Goddess Moon glints through the bare branches above me. Alpha tightens his hand on my neck, his claws scraping my skin where they push through his fleshy fingertips. His voice is deeper now, guttural under her sway. I can tell he’s fighting to stay out of her riptide long enough to talk me through this, like he always does.
He is a good Alpha. Even though my wolf doesn’t accept him, Alpha still takes care of me. He doesn’t lock me in the kennel like she used to or drag me down to the lake to…to… I clench my eyes shut and concentrate on anything but the memory.
It feels like hours—like days—but finally, I feel the itch of fur stirring under my flesh. My knees collapse, and I strike the dirt with a cry. The shift is agonizing. I can hear myself screaming as my bones break and mend and rearrange. Skin tears then knits itself back together, sensitive as a sunburn. Twice, the shift tries to revert as I cringe away from the pain, but Alpha growls an order to push through, dragging my wolf from under my skin by his scruff.
Finally, it’s over.
The pain becomes a hollow parody. I slowly push myself up onto four paws, my spine popping. Handfuls of fur finish sprouting, and I whine at the overwhelming need to scratch the itchy pelt.

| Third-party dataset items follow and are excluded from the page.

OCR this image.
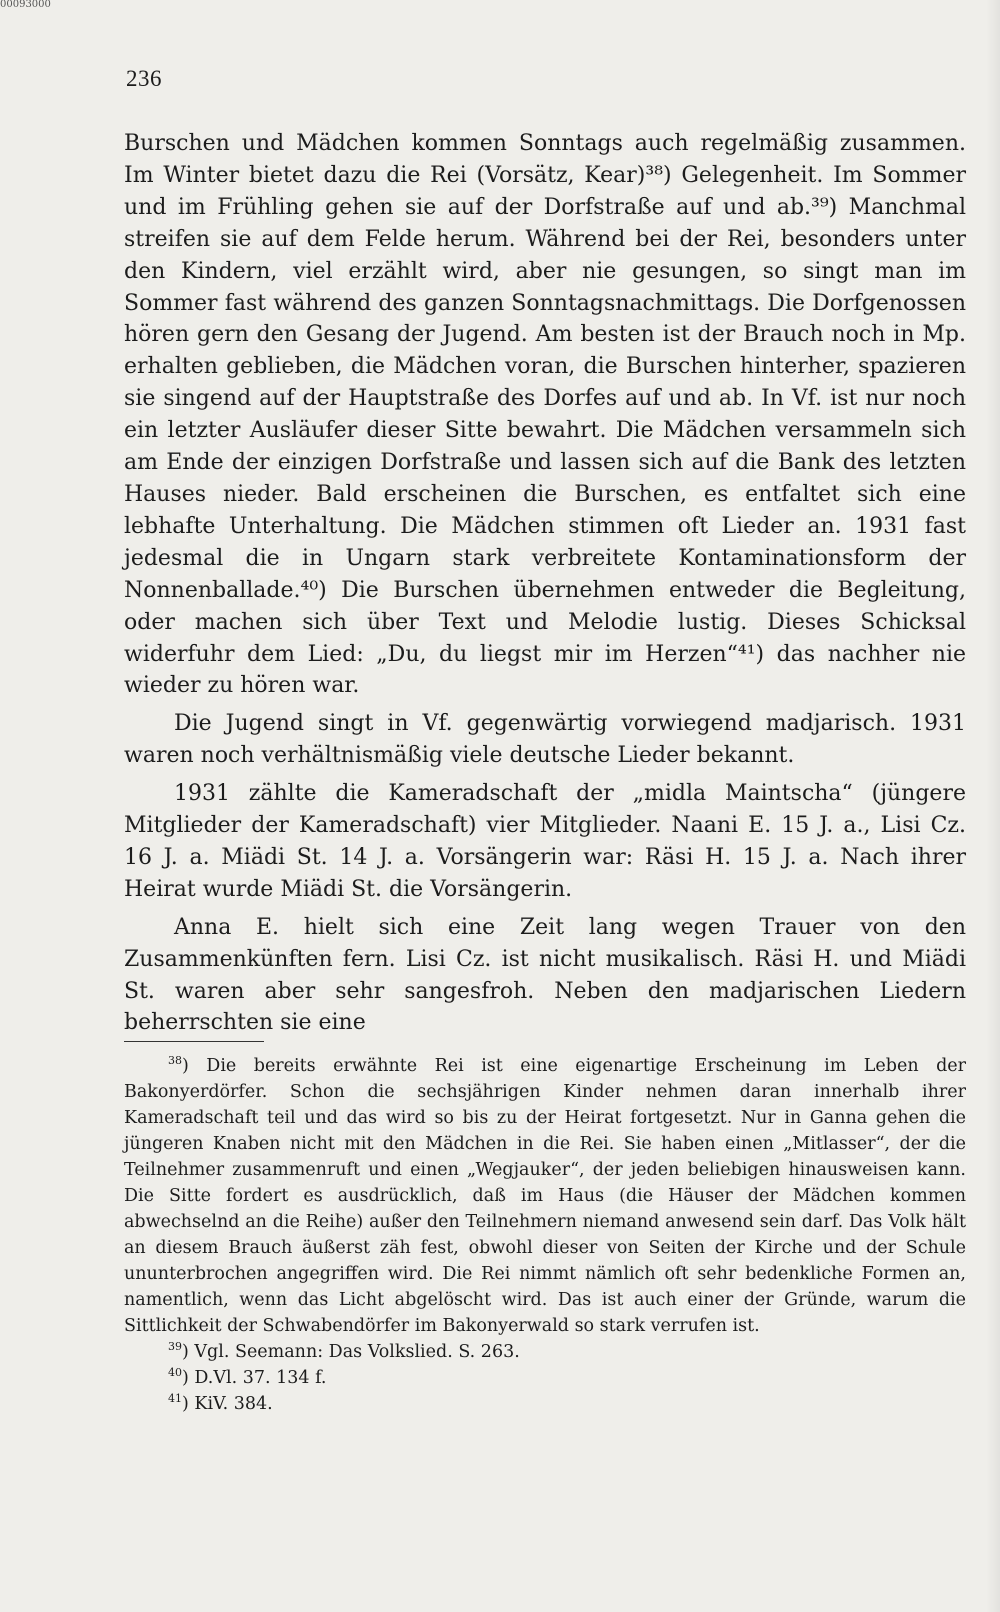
00093000
236

Burschen und Mädchen kommen Sonntags auch regelmäßig zusammen. Im Winter bietet dazu die Rei (Vorsätz, Kear)³⁸) Gelegenheit. Im Sommer und im Frühling gehen sie auf der Dorfstraße auf und ab.³⁹) Manchmal streifen sie auf dem Felde herum. Während bei der Rei, besonders unter den Kindern, viel erzählt wird, aber nie gesungen, so singt man im Sommer fast während des ganzen Sonntagsnachmittags. Die Dorfgenossen hören gern den Gesang der Jugend. Am besten ist der Brauch noch in Mp. erhalten geblieben, die Mädchen voran, die Burschen hinterher, spazieren sie singend auf der Hauptstraße des Dorfes auf und ab. In Vf. ist nur noch ein letzter Ausläufer dieser Sitte bewahrt. Die Mädchen versammeln sich am Ende der einzigen Dorfstraße und lassen sich auf die Bank des letzten Hauses nieder. Bald erscheinen die Burschen, es entfaltet sich eine lebhafte Unterhaltung. Die Mädchen stimmen oft Lieder an. 1931 fast jedesmal die in Ungarn stark verbreitete Kontaminationsform der Nonnenballade.⁴⁰) Die Burschen übernehmen entweder die Begleitung, oder machen sich über Text und Melodie lustig. Dieses Schicksal widerfuhr dem Lied: „Du, du liegst mir im Herzen“⁴¹) das nachher nie wieder zu hören war.

Die Jugend singt in Vf. gegenwärtig vorwiegend madjarisch. 1931 waren noch verhältnismäßig viele deutsche Lieder bekannt.

1931 zählte die Kameradschaft der „midla Maintscha“ (jüngere Mitglieder der Kameradschaft) vier Mitglieder. Naani E. 15 J. a., Lisi Cz. 16 J. a. Miädi St. 14 J. a. Vorsängerin war: Räsi H. 15 J. a. Nach ihrer Heirat wurde Miädi St. die Vorsängerin.

Anna E. hielt sich eine Zeit lang wegen Trauer von den Zusammenkünften fern. Lisi Cz. ist nicht musikalisch. Räsi H. und Miädi St. waren aber sehr sangesfroh. Neben den madjarischen Liedern beherrschten sie eine

$^{38}$) Die bereits erwähnte Rei ist eine eigenartige Erscheinung im Leben der Bakonyerdörfer. Schon die sechsjährigen Kinder nehmen daran innerhalb ihrer Kameradschaft teil und das wird so bis zu der Heirat fortgesetzt. Nur in Ganna gehen die jüngeren Knaben nicht mit den Mädchen in die Rei. Sie haben einen „Mitlasser“, der die Teilnehmer zusammenruft und einen „Wegjauker“, der jeden beliebigen hinausweisen kann. Die Sitte fordert es ausdrücklich, daß im Haus (die Häuser der Mädchen kommen abwechselnd an die Reihe) außer den Teilnehmern niemand anwesend sein darf. Das Volk hält an diesem Brauch äußerst zäh fest, obwohl dieser von Seiten der Kirche und der Schule ununterbrochen angegriffen wird. Die Rei nimmt nämlich oft sehr bedenkliche Formen an, namentlich, wenn das Licht abgelöscht wird. Das ist auch einer der Gründe, warum die Sittlichkeit der Schwabendörfer im Bakonyerwald so stark verrufen ist.

$^{39}$) Vgl. Seemann: Das Volkslied. S. 263.

$^{40}$) D.Vl. 37. 134 f.

$^{41}$) KiV. 384.
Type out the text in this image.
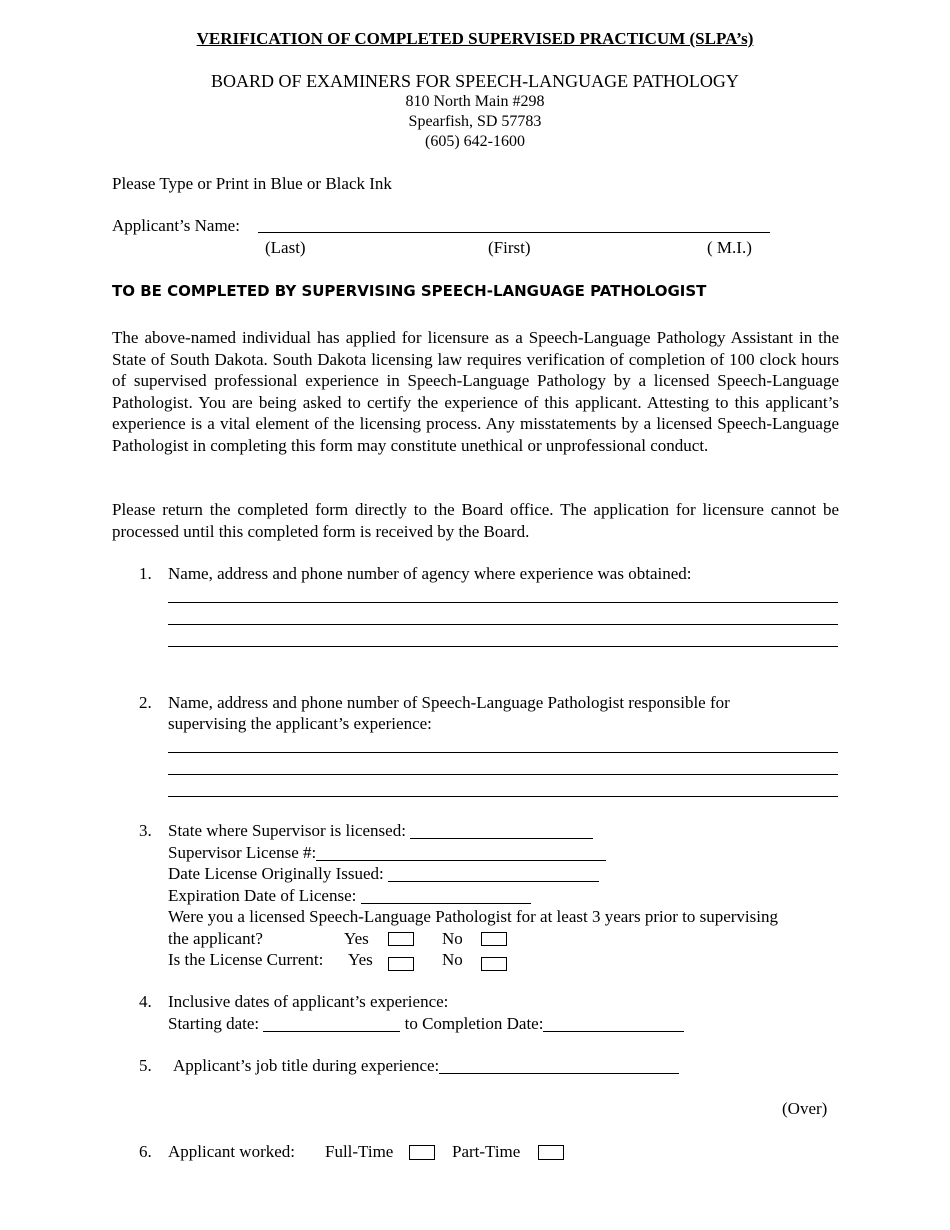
VERIFICATION OF COMPLETED SUPERVISED PRACTICUM (SLPA’s)
BOARD OF EXAMINERS FOR SPEECH-LANGUAGE PATHOLOGY
810 North Main #298
Spearfish, SD 57783
(605) 642-1600
Please Type or Print in Blue or Black Ink
Applicant’s Name:
(Last)	(First)	( M.I.)
TO BE COMPLETED BY SUPERVISING SPEECH-LANGUAGE PATHOLOGIST
The above-named individual has applied for licensure as a Speech-Language Pathology Assistant in the State of South Dakota. South Dakota licensing law requires verification of completion of 100 clock hours of supervised professional experience in Speech-Language Pathology by a licensed Speech-Language Pathologist. You are being asked to certify the experience of this applicant. Attesting to this applicant’s experience is a vital element of the licensing process. Any misstatements by a licensed Speech-Language Pathologist in completing this form may constitute unethical or unprofessional conduct.
Please return the completed form directly to the Board office. The application for licensure cannot be processed until this completed form is received by the Board.
1. Name, address and phone number of agency where experience was obtained:
2. Name, address and phone number of Speech-Language Pathologist responsible for
supervising the applicant’s experience:
3. State where Supervisor is licensed:
Supervisor License #:
Date License Originally Issued:
Expiration Date of License:
Were you a licensed Speech-Language Pathologist for at least 3 years prior to supervising
the applicant?	Yes	No
Is the License Current: Yes	No
4. Inclusive dates of applicant’s experience:
Starting date:	to Completion Date:
5. Applicant’s job title during experience:
(Over)
6. Applicant worked: Full-Time	Part-Time
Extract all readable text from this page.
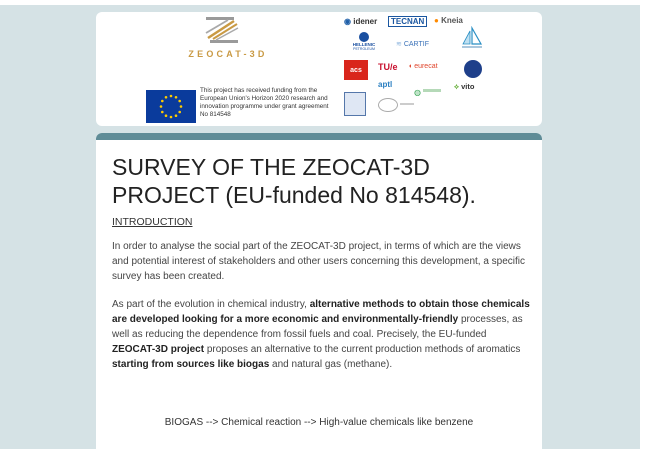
ZEOCAT-3D
This project has received funding from the European Union's Horizon 2020 research and innovation programme under grant agreement No 814548
◉ idener	TECNAN	● Kneia
HELLENIC
PETROLEUM
≋ CARTIF
acs	TU/e ◖ eurecat
aptl
◍
⟡ vito
SURVEY OF THE ZEOCAT-3D PROJECT (EU-funded No 814548).
INTRODUCTION

In order to analyse the social part of the ZEOCAT-3D project, in terms of which are the views and potential interest of stakeholders and other users concerning this development, a specific survey has been created.

As part of the evolution in chemical industry, alternative methods to obtain those chemicals are developed looking for a more economic and environmentally-friendly processes, as well as reducing the dependence from fossil fuels and coal. Precisely, the EU-funded ZEOCAT-3D project proposes an alternative to the current production methods of aromatics starting from sources like biogas and natural gas (methane).

BIOGAS --> Chemical reaction --> High-value chemicals like benzene
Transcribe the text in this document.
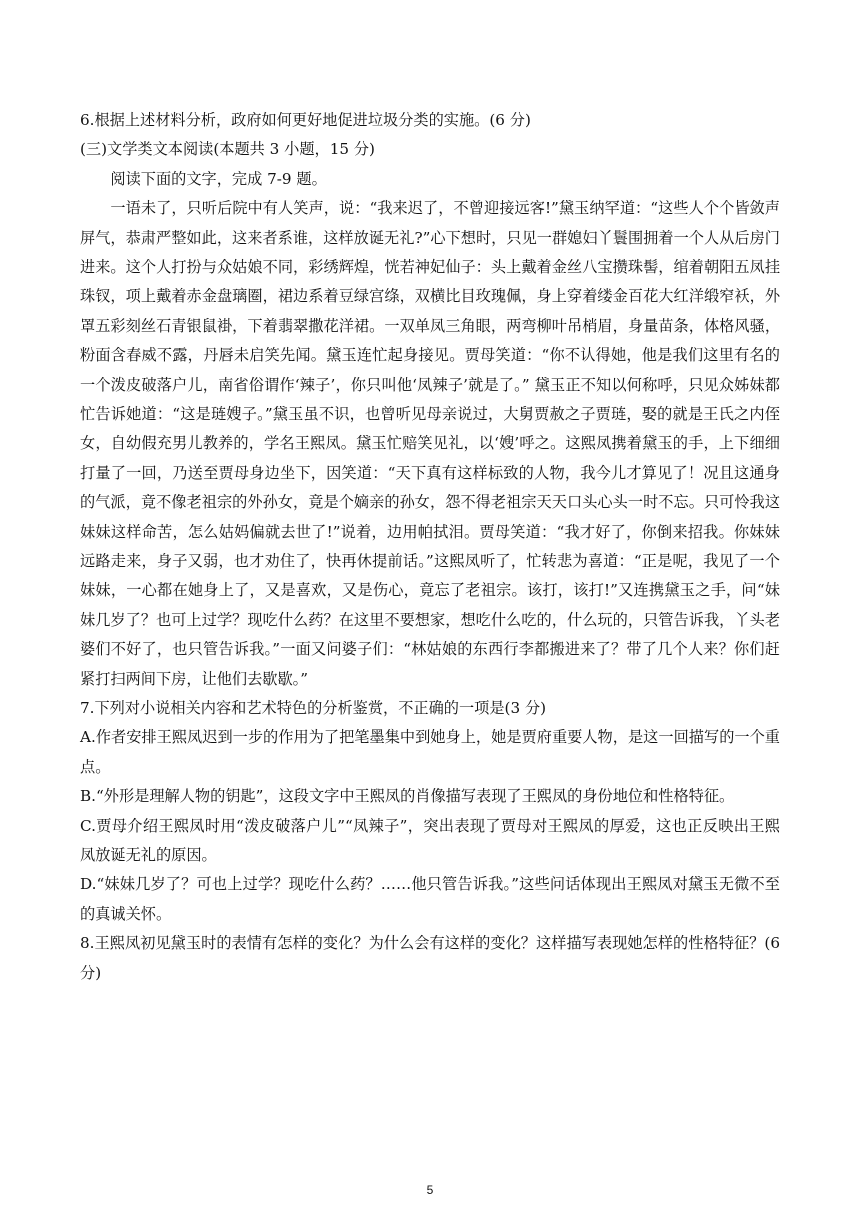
6.根据上述材料分析，政府如何更好地促进垃圾分类的实施。(6 分)
(三)文学类文本阅读(本题共 3 小题，15 分)
阅读下面的文字，完成 7-9 题。
一语未了，只听后院中有人笑声，说：“我来迟了，不曾迎接远客!”黛玉纳罕道：“这些人个个皆敛声屏气，恭肃严整如此，这来者系谁，这样放诞无礼?”心下想时，只见一群媳妇丫鬟围拥着一个人从后房门进来。这个人打扮与众姑娘不同，彩绣辉煌，恍若神妃仙子：头上戴着金丝八宝攒珠髻，绾着朝阳五凤挂珠钗，项上戴着赤金盘璃圈，裙边系着豆绿宫绦，双横比目玫瑰佩，身上穿着缕金百花大红洋缎窄袄，外罩五彩刻丝石青银鼠褂，下着翡翠撒花洋裙。一双单凤三角眼，两弯柳叶吊梢眉，身量苗条，体格风骚，粉面含春威不露，丹唇未启笑先闻。黛玉连忙起身接见。贾母笑道：“你不认得她，他是我们这里有名的一个泼皮破落户儿，南省俗谓作‘辣子’，你只叫他‘凤辣子’就是了。” 黛玉正不知以何称呼，只见众姊妹都忙告诉她道：“这是琏嫂子。”黛玉虽不识，也曾听见母亲说过，大舅贾赦之子贾琏，娶的就是王氏之内侄女，自幼假充男儿教养的，学名王熙凤。黛玉忙赔笑见礼，以‘嫂’呼之。这熙凤携着黛玉的手，上下细细打量了一回，乃送至贾母身边坐下，因笑道：“天下真有这样标致的人物，我今儿才算见了！况且这通身的气派，竟不像老祖宗的外孙女，竟是个嫡亲的孙女，怨不得老祖宗天天口头心头一时不忘。只可怜我这妹妹这样命苦，怎么姑妈偏就去世了!”说着，边用帕拭泪。贾母笑道：“我才好了，你倒来招我。你妹妹远路走来，身子又弱，也才劝住了，快再休提前话。”这熙凤听了，忙转悲为喜道：“正是呢，我见了一个妹妹，一心都在她身上了，又是喜欢，又是伤心，竟忘了老祖宗。该打，该打!”又连携黛玉之手，问“妹妹几岁了？也可上过学？现吃什么药？在这里不要想家，想吃什么吃的，什么玩的，只管告诉我，丫头老婆们不好了，也只管告诉我。”一面又问婆子们：“林姑娘的东西行李都搬进来了？带了几个人来？你们赶紧打扫两间下房，让他们去歇歇。”
7.下列对小说相关内容和艺术特色的分析鉴赏，不正确的一项是(3 分)
A.作者安排王熙凤迟到一步的作用为了把笔墨集中到她身上，她是贾府重要人物，是这一回描写的一个重点。
B.“外形是理解人物的钥匙”，这段文字中王熙凤的肖像描写表现了王熙凤的身份地位和性格特征。
C.贾母介绍王熙凤时用“泼皮破落户儿”“凤辣子”，突出表现了贾母对王熙凤的厚爱，这也正反映出王熙凤放诞无礼的原因。
D.“妹妹几岁了？可也上过学？现吃什么药？……他只管告诉我。”这些问话体现出王熙凤对黛玉无微不至的真诚关怀。
8.王熙凤初见黛玉时的表情有怎样的变化？为什么会有这样的变化？这样描写表现她怎样的性格特征？(6分)
5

My gait is awkward, a halting stumble toward the woods where the rest of the wolves are already running. Alpha overtakes me quickly. He is twice my size, his fur brindled. The other wolves are quick to move out of his way.
For a moment—just a brief stretch of lucid seconds—I think that this pack run will be different.
I feel my mind blurring at the edges and panic sets in. I whine when my beast shoulders me out of the way, stumbling when he briefly takes control of my forelegs. I struggle to leash him, to keep him chained to my will. In this body, he is stronger than me. The beast growls, the sound rumbling from my chest, and instinctively, my mind cowers back, giving ground before it.
It is a mistake. I don’t know why my wolf is so much wilder than the rest of the pack, why he won’t bend to my will as he should. Instead, he tamps me down, burying me under the instinct to run, to hunt and claim. It feels like falling asleep, but each month, I slip under easier.
One day, I’m afraid I won’t wake up.